I am one of those people who do not support dairy; I think it causes more havoc than health and more misery to the animals involved than benefits for the human race. Having said that, if I were to suggest any dairy, choose goats and sheep products such as soft cheeses, yoghurt and kefir, sparingly. I am plantbased myself, so I tend to eat legumes and tempeh as my source of protein. A balanced wholefoods plantbased diet offer all the amino acids a body needs to stay healthy and maintain good muscle tone. There are body builders and amazing athletes in our world, who are capable of accomplishing extraordinary things on a plantbased diet. If plantbased is not your thing, then make sure you choose good quality and as much cruelty free sources of animal protein as possible. When I say this, I mean organic, grass fed and or wild.

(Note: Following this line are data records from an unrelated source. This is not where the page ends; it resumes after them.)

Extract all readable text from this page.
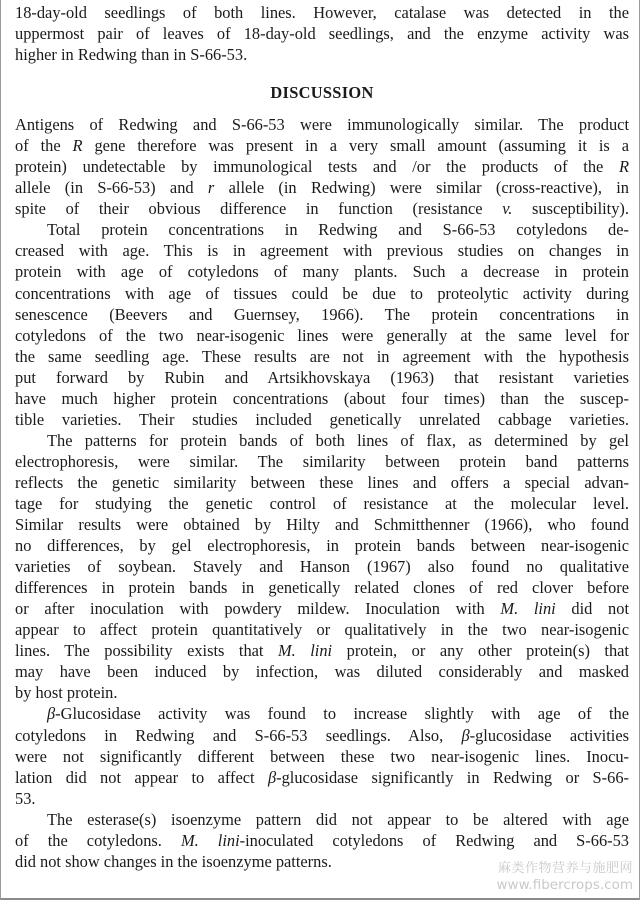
18-day-old seedlings of both lines. However, catalase was detected in the
uppermost pair of leaves of 18-day-old seedlings, and the enzyme activity was
higher in Redwing than in S-66-53.
DISCUSSION
Antigens of Redwing and S-66-53 were immunologically similar. The product
of the R gene therefore was present in a very small amount (assuming it is a
protein) undetectable by immunological tests and /or the products of the R
allele (in S-66-53) and r allele (in Redwing) were similar (cross-reactive), in
spite of their obvious difference in function (resistance v. susceptibility).
Total protein concentrations in Redwing and S-66-53 cotyledons de-
creased with age. This is in agreement with previous studies on changes in
protein with age of cotyledons of many plants. Such a decrease in protein
concentrations with age of tissues could be due to proteolytic activity during
senescence (Beevers and Guernsey, 1966). The protein concentrations in
cotyledons of the two near-isogenic lines were generally at the same level for
the same seedling age. These results are not in agreement with the hypothesis
put forward by Rubin and Artsikhovskaya (1963) that resistant varieties
have much higher protein concentrations (about four times) than the suscep-
tible varieties. Their studies included genetically unrelated cabbage varieties.
The patterns for protein bands of both lines of flax, as determined by gel
electrophoresis, were similar. The similarity between protein band patterns
reflects the genetic similarity between these lines and offers a special advan-
tage for studying the genetic control of resistance at the molecular level.
Similar results were obtained by Hilty and Schmitthenner (1966), who found
no differences, by gel electrophoresis, in protein bands between near-isogenic
varieties of soybean. Stavely and Hanson (1967) also found no qualitative
differences in protein bands in genetically related clones of red clover before
or after inoculation with powdery mildew. Inoculation with M. lini did not
appear to affect protein quantitatively or qualitatively in the two near-isogenic
lines. The possibility exists that M. lini protein, or any other protein(s) that
may have been induced by infection, was diluted considerably and masked
by host protein.
β-Glucosidase activity was found to increase slightly with age of the
cotyledons in Redwing and S-66-53 seedlings. Also, β-glucosidase activities
were not significantly different between these two near-isogenic lines. Inocu-
lation did not appear to affect β-glucosidase significantly in Redwing or S-66-
53.
The esterase(s) isoenzyme pattern did not appear to be altered with age
of the cotyledons. M. lini-inoculated cotyledons of Redwing and S-66-53
did not show changes in the isoenzyme patterns.	麻类作物营养与施肥网
www.fibercrops.com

I am not huge on grains, but I do not dismiss them either. When I travelled the world a lot, and visited third world countries, I noticed a couple of things. The locals looked amazing and had a natural muscle mass and glow to their bodies, and they ate pretty much like I am stating here. They also ate alternate grains to wheat, and in their natural state, that is simply cooked and not processed. They ate their grains in lesser quantities than vegetables. Based on this observation, as well as my own knowledge that I have gathered over time, it comes down to choosing the right type of grains in small quantities. Eat sprouted bread and 100% seed crackers rather than the fluffy refined stuff made from flour. Choose natural grains such as buckwheat, quinoa, millet and black, red, green and wild rice. Chia is a seed, but incredibly satisfying like a grain, it is rich in minerals and essential fatty acids and I highly recommend it. Grains should really only be a small part of our diet and used more like a garnish.

Lastly, I am a bit of a sucker for fermented foods. When I was younger and first embarked on my health and fitness journey, I came across a great little macrobiotic cookbook written by Michio Kushi. I read this book until it fell apart. Although I am not macrobiotic, the one thing I have taken from this way of eating is the use of fermented foods. Fermented foods are great for the establishment and maintenance of our gut flora, and a necessity for all humans of all ages. Maintaining healthy flora in our guts supports our digestion, immune system and emotional well being. Foods that are naturally high in probiotics are sauerkraut, miso, umeboshi plums and kefir, ideally one or more of these foods should be part of our everyday eating routine. As well as prebiotic foods such as legumes and root vegetables with skins on, cabbage, leeks and garlic etc.

When we eat a natural diet, magical things happen. There is no longer a need to calorie count (which makes no sense anyway and if you want to know why, ask me in the comments) nor count macros, because our body becomes self-regulating and our metabolic rate goes up. Sugar and savoury cravings disappear, and a proper hunger and satiety cycle shapes. On a natural diet, our digestion improves, our lymphatic systems have a better flow, our skin glows, our eyes become clearer and our hair has more lustre. A natural diet also automatically causes less household waste and is much more symbiotic to our ecology for obvious reasons, than mainstream processed food.

What we eat, not only becomes our physical representation, but it also reflects our consciousness.